The Feynman Lectures on Physics (3 Volume Set)
Richard Phillips Feynman | Addison Wesley Longman | 1970-07-09 | 1552 pages | English | PDF
When I took my sophomore-level physics class in college in the mid-60's, my professor put these Feynman books on reserve in the library. Eventually, looking for anything that could help me with a difficult course, I went into the library to see what Mr. Feynman (of whom I had never heard) had to say. I was spellbound. It was unimaginable to me that a subject so full of technical detail, formulas and equations, could be brought to life so brilliantly and vividly. I soon changed my major to math, and I never heard or thought of Richard Feynman again until the Challenger disaster about 20 years later. When President Reagan appointed Feynman to the investigating panel, I said, "Hey! That's the guy who wrote those wonderful Physics books!" Since then I have learned a lot more about Richard Feynman, and I guess I could say that if I have a hero, he's it.

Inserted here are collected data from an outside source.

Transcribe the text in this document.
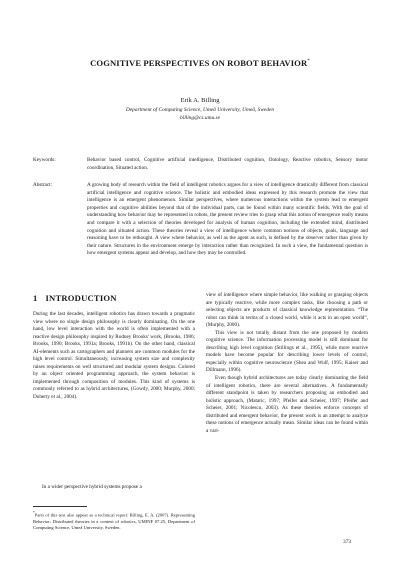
COGNITIVE PERSPECTIVES ON ROBOT BEHAVIOR*
Erik A. Billing
Department of Computing Science, Umeå University, Umeå, Sweden
billing@cs.umu.se
Keywords:	Behavior based control, Cognitive artificial intelligence, Distributed cognition, Ontology, Reactive robotics, Sensory motor coordination, Situated action.
Abstract:	A growing body of research within the field of intelligent robotics argues for a view of intelligence drastically different from classical artificial intelligence and cognitive science. The holistic and embodied ideas expressed by this research promote the view that intelligence is an emergent phenomenon. Similar perspectives, where numerous interactions within the system lead to emergent properties and cognitive abilities beyond that of the individual parts, can be found within many scientific fields. With the goal of understanding how behavior may be represented in robots, the present review tries to grasp what this notion of emergence really means and compare it with a selection of theories developed for analysis of human cognition, including the extended mind, distributed cognition and situated action. These theories reveal a view of intelligence where common notions of objects, goals, language and reasoning have to be rethought. A view where behavior, as well as the agent as such, is defined by the observer rather than given by their nature. Structures in the environment emerge by interaction rather than recognized. In such a view, the fundamental question is how emergent systems appear and develop, and how they may be controlled.
1 INTRODUCTION

During the last decades, intelligent robotics has drawn towards a pragmatic view where no single design philosophy is clearly dominating. On the one hand, low level interaction with the world is often implemented with a reactive design philosophy inspired by Rodney Brooks' work, (Brooks, 1986; Brooks, 1990; Brooks, 1991a; Brooks, 1991b). On the other hand, classical AI-elements such as cartographers and planners are common modules for the high level control. Simultaneously, increasing system size and complexity raises requirements on well structured and modular system designs. Colored by an object oriented programming approach, the system behavior is implemented through composition of modules. This kind of systems is commonly referred to as hybrid architectures, (Gowdy, 2000; Murphy, 2000; Doherty et al., 2004).

In a wider perspective hybrid systems propose a

*Parts of this text also appear as a technical report: Billing, E. A. (2007). Representing Behavior: Distributed theories in a context of robotics, UMINF 07.25, Department of Computing Science, Umeå University, Sweden.

view of intelligence where simple behavior, like walking or grasping objects are typically reactive, while more complex tasks, like choosing a path or selecting objects are products of classical knowledge representation. “The robot can think in terms of a closed world, while it acts in an open world”, (Murphy, 2000).

This view is not totally distant from the one proposed by modern cognitive science. The information processing model is still dominant for describing high level cognition (Stillings et al., 1995), while more reactive models have become popular for describing lower levels of control, especially within cognitive neuroscience (Shea and Wulf, 1995; Kaiser and Dillmann, 1996).

Even though hybrid architectures are today clearly dominating the field of intelligent robotics, there are several alternatives. A fundamentally different standpoint is taken by researchers proposing an embodied and holistic approach, (Mataric, 1997; Pfeifer and Scheier, 1997; Pfeifer and Scheier, 2001; Nicolescu, 2003). As these theories enforce concepts of distributed and emergent behavior, the present work is an attempt to analyze these notions of emergence actually mean. Similar ideas can be found within a vari-

373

I have also gone back to look at these incomparable physics books again, and they are at least as magnificent as I thought they were in 1966. After decades of reading math and science books, I still believe this set of three books is head and shoulders above ANY textbook that I have seen in ANY subject. (Although, as others have said, it isn't really a textbook. On the other hand, after reading these books, you are likely to ask, "Who the hell needs a texbook?") Feynman manages to cover the technical and mechanical details of his subject while at the same time conveying a deep and philosophical understanding of the way the physical world works. He shines a dazzling and penetrating floodlight on a subject which is murky to all but the most talented among us. No praise is too high or too exaggerated for this work. It is one of the great achievements in the history of scientific writing.